At the same time, their lighthearted approach to the problem allows the fairy tale narration to spin forward. In all the scenes, the front curtain is a picture of a giant plate, first empty, then later bloody and then broken.
In Jones’ production, both Hansel and Gretel use distinctive movement patterns to establish characterization. This movement helps the adult singers personalize their childlike characters, though occasionally it seems “over the top”. When their mother returns, in her frustration at their behavior, she sends them to pick strawberries, beginning their adventures into and out of the woods.
John Macfarlane’s effective sets and costumes are quite visually effective, especially in the dream sequence in Act 2, when Hansel and Gretel are attended by 14 angels dressed as chefs with a Mater Dei with the head of a fish! There are also human trees that are appropriately menacing as night falls in the woods. Jennifer Tipton’s lighting is appropriately gloomy for the night scenes, but perhaps a bit dark in Act Two when it’s very hard to see the upstage trees in their subtle movement.
The singing is excellent across the board. Mezzo Samantha Hankey, making her Lyric debut, sings a charming and boyish Hansel, at best when he’s being protective of his sister. Heidi Stober is a delight as Gretel and, while her voice took a while to warm up, her soft-toned soprano shone through in both her moments of repose and those of anger or fear.
Both ladies admirably threw themselves full tilt into the stylized movement of their characters—I was sometimes surprised that Gretel wasn’t too out of breath to sing!
It is always dangerous to cast singers that look like they haven’t missed any meals in roles that sing about how starving and desperate for food they are. But happily, Alexandra LoBianco and Alfred Walker as the Mother and Father have big, boisterous voices and the acting chops to make the roles outstanding. Both have excellent comic timing, Ms. LoBianco particularly affecting in her moments of overwrought emotion.
Soprano Denis Velez sang with lovely, limpid tone in her dual roles of the Sandman and the Dew Fairy, In Act Three, the children of Uniting Voices Chicago (formerly Chicago Children’s Choir) came to life from being cursed by the Witch, and sang a finale of ravishing beauty and perfect unison.

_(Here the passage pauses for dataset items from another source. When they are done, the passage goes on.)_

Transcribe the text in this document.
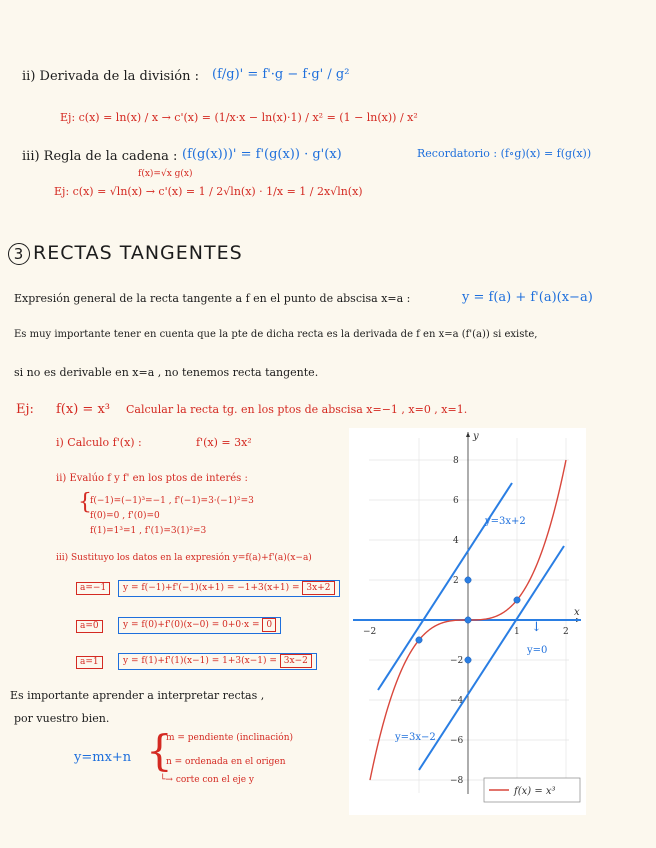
ii) Derivada de la división : (f/g)' = f'·g − f·g' / g²
Ej: c(x) = ln(x) / x → c'(x) = (1/x·x − ln(x)·1) / x² = (1 − ln(x)) / x²
iii) Regla de la cadena : (f(g(x)))' = f'(g(x)) · g'(x)	Recordatorio : (f∘g)(x) = f(g(x))
f(x)=√x g(x)
Ej: c(x) = √ln(x) → c'(x) = 1 / 2√ln(x) · 1/x = 1 / 2x√ln(x)
3 RECTAS TANGENTES
Expresión general de la recta tangente a f en el punto de abscisa x=a :	y = f(a) + f'(a)(x−a)
Es muy importante tener en cuenta que la pte de dicha recta es la derivada de f en x=a (f'(a)) si existe,
si no es derivable en x=a , no tenemos recta tangente.
Ej: f(x) = x³ Calcular la recta tg. en los ptos de abscisa x=−1 , x=0 , x=1.
i) Calculo f'(x) :	f'(x) = 3x²
ii) Evalúo f y f' en los ptos de interés :
{
f(−1)=(−1)³=−1 , f'(−1)=3·(−1)²=3
f(0)=0 , f'(0)=0
f(1)=1³=1 , f'(1)=3(1)²=3
iii) Sustituyo los datos en la expresión y=f(a)+f'(a)(x−a)
a=−1	y = f(−1)+f'(−1)(x+1) = −1+3(x+1) = 3x+2
a=0	y = f(0)+f'(0)(x−0) = 0+0·x = 0
a=1	y = f(1)+f'(1)(x−1) = 1+3(x−1) = 3x−2
Es importante aprender a interpretar rectas ,
por vuestro bien.
y=mx+n {
m = pendiente (inclinación)
n = ordenada en el origen
└→ corte con el eje y
x
y
−2	1	2
8
6
4
2
−2
−4
−6
−8
y=3x+2
↓
y=0
y=3x−2
f(x) = x³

Jill Grove’s Witch, here dressed rather like a suburban hausfrau, was a pleasure to see and hear. She was an unusually subdued witch in her outward behavior, which helped make her seduction of the children more believable, then turned almost frightening in casting her spells. She also used a wildly raucous cackle to great effect. Her “industrial strength” oven was a perfect fit when she was thrust inside by Hansel and Gretel, and the audience applauded her demise.
Sir Andrew Davis was masterful in the pit, finding all the nuances and subtle shifts in Humperdinck’s lavish, almost Wagnerian score, and the Lyric Opera Orchestra played perfectly.
I was particularly taken by the overture (which has to be one of the longest in all opera) where all the music’s various themes came together in stirring fashion. The entr’acts for both Acts Two and Three were also splendid.
There were a few unneeded directorial efforts, for instance in Act One when the Mother appears to down a whole bottle of pills (tranquilizers?) but then showed no effect of them in the rest of the act. Moments like these simply distract the audience’s attention—we spent a while wondering about the pills instead of following the thrust of the scene.
Also, why does the Father try to come in the window instead of the door? Again, it may establish his drunkenness, but it’s totally distracting.
It was a very satisfying musical afternoon. Still, this production is played at such a general level of hysteria, especially in Acts One and Three, that I suspect it was a way to try to keep the children in the audience’s attention. I think we adults would prefer the calmer, sleepy tone of Act Two.